If the switch is open the base voltage is determined by the LED's forward voltage, for instance 2 V + 0.7 V = 3.7 V. Then the base current is (12 V - 3.7 V)/ 10 kΩ = 0.83 mA.
If you close the switch the current through the 10 kΩ resistor will be split to go partly through the 1 kΩ resistor, and partly into the base. We know the base needs 3.7 V before the transistor will begin conducting. To have 3.7 V there the current through the 1 kΩ will have to be 3.7 mA, due to Ohm's Law. So if the transistor would conduct, its base current will be 3.7 mA less than the current from the 12 V supply through the 10 kΩ resistor.
But we saw that that current won't be higher than 0.83 mA, so everything will go through the 1 kΩ and the transistor won't conduct at all. Since it doesn't conduct we can ignore it for now, and calculate the base voltage from the resistor divider:
\$ V_B = \dfrac{1 k\Omega}{1 k\Omega + 10 k\Omega} \times 12 V = 1.09 V\$,
which indeed is lower than the required 3.7 V.

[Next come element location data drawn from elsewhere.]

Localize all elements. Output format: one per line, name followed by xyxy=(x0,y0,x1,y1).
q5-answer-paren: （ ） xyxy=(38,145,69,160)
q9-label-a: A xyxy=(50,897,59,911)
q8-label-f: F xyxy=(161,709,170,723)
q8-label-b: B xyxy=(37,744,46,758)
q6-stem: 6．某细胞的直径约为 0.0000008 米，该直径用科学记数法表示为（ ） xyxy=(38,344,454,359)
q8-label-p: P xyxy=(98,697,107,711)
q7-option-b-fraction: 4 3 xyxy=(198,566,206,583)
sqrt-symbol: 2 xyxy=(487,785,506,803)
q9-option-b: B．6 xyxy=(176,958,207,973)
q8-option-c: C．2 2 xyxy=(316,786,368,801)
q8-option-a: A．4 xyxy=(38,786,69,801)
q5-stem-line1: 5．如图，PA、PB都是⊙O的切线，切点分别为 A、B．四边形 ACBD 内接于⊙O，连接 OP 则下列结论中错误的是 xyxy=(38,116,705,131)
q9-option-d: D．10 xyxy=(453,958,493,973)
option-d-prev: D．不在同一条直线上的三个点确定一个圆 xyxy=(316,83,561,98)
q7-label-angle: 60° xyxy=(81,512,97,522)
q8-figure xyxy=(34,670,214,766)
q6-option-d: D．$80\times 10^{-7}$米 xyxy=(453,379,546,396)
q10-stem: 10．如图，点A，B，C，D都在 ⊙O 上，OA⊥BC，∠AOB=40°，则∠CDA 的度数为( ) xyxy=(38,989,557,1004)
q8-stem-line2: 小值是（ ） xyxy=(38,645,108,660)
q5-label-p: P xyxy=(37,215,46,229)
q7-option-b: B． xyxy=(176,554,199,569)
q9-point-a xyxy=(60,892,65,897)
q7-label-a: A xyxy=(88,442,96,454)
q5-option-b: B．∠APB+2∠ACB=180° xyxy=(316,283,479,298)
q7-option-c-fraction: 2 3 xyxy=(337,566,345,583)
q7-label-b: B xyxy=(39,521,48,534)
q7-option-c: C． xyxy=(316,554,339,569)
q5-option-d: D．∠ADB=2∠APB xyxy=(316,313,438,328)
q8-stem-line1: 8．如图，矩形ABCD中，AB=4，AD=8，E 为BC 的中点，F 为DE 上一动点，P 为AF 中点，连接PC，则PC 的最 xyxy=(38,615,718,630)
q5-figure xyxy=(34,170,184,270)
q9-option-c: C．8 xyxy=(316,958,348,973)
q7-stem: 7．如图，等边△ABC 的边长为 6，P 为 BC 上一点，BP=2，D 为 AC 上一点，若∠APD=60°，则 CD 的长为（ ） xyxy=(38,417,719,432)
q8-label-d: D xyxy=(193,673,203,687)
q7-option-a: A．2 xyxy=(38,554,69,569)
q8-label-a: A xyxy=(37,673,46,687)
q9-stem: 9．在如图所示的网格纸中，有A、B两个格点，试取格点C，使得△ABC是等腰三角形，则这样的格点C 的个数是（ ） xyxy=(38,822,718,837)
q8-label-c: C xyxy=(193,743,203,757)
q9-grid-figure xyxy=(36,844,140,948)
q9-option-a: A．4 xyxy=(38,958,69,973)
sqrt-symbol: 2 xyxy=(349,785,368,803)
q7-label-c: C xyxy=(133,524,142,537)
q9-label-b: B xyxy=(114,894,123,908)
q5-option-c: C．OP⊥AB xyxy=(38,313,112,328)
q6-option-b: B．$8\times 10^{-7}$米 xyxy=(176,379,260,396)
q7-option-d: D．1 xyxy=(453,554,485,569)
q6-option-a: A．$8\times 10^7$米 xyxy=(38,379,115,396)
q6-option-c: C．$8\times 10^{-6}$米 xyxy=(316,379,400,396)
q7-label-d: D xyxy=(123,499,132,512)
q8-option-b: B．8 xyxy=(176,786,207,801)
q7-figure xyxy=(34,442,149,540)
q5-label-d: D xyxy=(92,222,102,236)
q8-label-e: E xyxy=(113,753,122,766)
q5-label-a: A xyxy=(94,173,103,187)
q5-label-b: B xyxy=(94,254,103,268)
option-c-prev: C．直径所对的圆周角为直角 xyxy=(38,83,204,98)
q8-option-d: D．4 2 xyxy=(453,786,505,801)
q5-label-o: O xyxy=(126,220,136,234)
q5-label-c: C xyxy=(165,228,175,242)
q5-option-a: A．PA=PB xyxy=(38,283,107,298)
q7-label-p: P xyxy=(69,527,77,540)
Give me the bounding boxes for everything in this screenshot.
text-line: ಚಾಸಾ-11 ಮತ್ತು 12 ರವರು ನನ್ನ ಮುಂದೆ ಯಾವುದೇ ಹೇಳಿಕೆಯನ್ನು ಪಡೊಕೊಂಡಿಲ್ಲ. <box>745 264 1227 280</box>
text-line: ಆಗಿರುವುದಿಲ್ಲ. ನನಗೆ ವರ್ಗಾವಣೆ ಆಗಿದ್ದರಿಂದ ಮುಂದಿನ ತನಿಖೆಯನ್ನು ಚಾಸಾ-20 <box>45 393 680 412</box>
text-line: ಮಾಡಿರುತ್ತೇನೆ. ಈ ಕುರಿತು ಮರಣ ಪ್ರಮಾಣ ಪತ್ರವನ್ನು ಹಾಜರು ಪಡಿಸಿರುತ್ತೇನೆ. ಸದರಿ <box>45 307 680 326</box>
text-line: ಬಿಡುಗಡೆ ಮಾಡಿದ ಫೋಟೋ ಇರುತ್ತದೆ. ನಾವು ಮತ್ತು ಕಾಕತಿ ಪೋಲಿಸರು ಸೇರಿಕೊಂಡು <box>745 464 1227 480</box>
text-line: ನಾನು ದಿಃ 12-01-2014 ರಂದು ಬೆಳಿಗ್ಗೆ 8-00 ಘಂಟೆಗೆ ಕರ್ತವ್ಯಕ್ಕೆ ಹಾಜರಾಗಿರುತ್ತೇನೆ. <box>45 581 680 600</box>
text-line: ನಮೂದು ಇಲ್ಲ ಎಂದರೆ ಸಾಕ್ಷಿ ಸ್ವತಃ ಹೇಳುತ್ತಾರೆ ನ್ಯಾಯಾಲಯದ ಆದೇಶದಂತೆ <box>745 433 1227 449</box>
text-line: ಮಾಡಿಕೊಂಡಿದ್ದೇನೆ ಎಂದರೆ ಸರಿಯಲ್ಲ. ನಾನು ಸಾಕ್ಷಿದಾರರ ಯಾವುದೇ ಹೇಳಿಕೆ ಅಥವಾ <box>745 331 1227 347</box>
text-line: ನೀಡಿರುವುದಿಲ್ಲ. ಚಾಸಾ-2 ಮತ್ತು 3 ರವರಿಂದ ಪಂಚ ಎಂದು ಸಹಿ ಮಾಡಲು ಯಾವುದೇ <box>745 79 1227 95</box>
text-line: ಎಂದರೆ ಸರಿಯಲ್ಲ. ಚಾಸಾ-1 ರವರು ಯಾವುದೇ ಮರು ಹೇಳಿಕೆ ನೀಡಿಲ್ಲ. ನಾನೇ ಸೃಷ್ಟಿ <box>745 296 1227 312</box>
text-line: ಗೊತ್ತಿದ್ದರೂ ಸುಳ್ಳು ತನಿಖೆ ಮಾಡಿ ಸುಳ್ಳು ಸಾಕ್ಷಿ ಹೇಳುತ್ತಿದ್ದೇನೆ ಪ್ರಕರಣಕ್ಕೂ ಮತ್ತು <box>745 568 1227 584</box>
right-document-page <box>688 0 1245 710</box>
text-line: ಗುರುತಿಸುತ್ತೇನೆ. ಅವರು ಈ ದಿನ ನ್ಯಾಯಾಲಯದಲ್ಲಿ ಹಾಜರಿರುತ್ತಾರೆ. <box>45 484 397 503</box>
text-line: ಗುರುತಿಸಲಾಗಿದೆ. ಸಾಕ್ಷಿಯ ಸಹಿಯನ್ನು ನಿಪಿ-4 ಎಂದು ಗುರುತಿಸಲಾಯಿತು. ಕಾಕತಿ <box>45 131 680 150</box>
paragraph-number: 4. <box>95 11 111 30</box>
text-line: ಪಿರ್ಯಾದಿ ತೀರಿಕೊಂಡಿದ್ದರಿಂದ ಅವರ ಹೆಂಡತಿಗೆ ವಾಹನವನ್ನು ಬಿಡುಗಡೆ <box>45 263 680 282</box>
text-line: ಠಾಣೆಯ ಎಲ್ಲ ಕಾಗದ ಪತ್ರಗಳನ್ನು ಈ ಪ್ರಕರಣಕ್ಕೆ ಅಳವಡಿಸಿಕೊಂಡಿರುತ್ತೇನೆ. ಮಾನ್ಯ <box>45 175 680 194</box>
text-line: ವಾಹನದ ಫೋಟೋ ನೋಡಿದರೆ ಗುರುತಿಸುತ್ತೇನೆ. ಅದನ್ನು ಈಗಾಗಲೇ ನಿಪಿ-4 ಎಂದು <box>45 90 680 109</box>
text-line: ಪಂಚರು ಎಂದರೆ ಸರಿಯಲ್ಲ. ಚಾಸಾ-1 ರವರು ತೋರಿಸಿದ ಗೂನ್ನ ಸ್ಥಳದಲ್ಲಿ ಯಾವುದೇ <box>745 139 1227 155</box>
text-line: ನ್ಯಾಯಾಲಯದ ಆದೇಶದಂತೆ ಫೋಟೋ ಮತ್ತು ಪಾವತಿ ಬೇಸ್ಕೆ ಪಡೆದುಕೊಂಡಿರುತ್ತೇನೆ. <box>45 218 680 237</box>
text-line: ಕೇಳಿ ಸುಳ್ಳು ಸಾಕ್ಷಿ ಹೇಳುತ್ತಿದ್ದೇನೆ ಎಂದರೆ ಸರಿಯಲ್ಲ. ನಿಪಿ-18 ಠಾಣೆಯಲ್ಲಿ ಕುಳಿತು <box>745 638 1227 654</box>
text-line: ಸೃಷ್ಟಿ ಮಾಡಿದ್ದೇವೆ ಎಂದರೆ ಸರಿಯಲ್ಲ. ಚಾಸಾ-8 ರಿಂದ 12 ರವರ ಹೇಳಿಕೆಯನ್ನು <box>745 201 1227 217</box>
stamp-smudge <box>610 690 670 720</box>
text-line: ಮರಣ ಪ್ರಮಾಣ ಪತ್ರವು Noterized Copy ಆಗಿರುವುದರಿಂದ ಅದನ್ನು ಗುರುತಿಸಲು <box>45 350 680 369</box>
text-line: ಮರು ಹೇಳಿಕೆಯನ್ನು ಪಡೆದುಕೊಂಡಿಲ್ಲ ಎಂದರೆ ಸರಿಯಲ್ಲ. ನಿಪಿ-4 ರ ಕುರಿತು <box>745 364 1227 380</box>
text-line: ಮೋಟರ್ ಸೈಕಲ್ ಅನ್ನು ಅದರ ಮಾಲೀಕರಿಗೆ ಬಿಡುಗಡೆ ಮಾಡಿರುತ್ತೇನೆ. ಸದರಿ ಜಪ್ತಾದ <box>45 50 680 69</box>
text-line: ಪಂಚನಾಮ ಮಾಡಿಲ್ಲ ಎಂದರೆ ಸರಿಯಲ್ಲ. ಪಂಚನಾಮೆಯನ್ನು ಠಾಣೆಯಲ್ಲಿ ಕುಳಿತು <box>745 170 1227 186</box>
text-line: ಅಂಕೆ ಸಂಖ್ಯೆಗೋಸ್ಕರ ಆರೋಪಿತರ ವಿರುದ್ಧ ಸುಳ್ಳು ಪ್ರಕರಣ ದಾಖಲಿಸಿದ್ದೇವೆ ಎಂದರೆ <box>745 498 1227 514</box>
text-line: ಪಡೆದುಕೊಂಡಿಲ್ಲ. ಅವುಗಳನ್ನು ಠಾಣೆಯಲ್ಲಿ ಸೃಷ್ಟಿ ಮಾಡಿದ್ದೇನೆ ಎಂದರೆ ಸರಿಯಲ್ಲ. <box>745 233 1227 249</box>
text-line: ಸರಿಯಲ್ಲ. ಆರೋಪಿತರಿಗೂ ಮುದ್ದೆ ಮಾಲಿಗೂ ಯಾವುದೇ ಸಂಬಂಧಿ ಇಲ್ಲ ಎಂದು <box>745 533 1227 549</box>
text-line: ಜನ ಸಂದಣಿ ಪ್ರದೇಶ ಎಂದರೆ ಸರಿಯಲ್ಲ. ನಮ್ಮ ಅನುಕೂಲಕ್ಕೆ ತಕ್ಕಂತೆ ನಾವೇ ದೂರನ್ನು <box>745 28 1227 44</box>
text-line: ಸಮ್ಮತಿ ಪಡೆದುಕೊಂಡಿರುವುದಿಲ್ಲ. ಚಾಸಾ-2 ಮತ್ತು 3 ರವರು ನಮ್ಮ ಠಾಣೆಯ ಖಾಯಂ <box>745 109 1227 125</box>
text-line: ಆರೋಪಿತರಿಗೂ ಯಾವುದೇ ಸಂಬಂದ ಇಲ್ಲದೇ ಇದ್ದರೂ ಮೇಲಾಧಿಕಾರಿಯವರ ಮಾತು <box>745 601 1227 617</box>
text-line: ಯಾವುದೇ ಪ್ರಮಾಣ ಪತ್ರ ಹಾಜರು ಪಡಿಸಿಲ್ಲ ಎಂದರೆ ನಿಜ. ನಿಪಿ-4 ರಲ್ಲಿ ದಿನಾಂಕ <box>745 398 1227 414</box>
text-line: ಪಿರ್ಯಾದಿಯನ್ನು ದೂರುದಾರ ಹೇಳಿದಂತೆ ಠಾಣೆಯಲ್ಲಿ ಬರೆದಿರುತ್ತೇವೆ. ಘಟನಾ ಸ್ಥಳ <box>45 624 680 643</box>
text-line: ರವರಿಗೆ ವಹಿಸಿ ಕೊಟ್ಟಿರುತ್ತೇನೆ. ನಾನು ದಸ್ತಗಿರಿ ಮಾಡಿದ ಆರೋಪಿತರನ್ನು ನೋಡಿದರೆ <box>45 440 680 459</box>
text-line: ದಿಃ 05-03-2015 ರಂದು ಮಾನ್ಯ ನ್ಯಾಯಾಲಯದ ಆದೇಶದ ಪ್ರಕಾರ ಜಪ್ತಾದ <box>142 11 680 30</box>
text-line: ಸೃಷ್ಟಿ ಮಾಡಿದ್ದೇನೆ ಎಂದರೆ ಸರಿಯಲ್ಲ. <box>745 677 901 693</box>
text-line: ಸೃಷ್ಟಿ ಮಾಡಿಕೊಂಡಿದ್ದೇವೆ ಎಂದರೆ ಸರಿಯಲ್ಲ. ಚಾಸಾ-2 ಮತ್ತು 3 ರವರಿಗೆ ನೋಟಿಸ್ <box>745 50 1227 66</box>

What if the 1 kΩ was omitted? Then the ground current would increase from 1.09 mA to 1.2 mA, that's all. That 0.1 mA difference won't break the bank, so you might as well omit it.
Frankly, I don't think this is a good circuit. You close the switch to switch the LED off, instead of on, which is, well, OK, but it means that when the LED is off you'll still have a current of 1.1 mA flowing, for nothing. It would be a better idea to place the switch on the 10 kΩ side. Admitted, it's function would be inversed (closing would switch the LED on), but you won't have a current with the LED off. In that case you still can add a resistor to ground, but its value should be much higher: a 4.5 kΩ will draw 0.83 mA at 3.7 V base voltage. That 0.83 mA was the current coming from the 12 V supply, so that's the point at which the transistor only just begins to conduct. So the value must be higher than that. A 100 kΩ value will draw 37 µA when the transistor conducts, so the base will get 830 µA - 83 µA = 750 µA. If you don't care about the 10 % loss you can place the resistor. You can also omit it there (not replacing it with a wire!), then the base will float when the switch is open. For a bipolar transistor that's not really a problem, especially since you would need a high 3.7 V to get it conducting, but for a MOSFET that resistor would be required.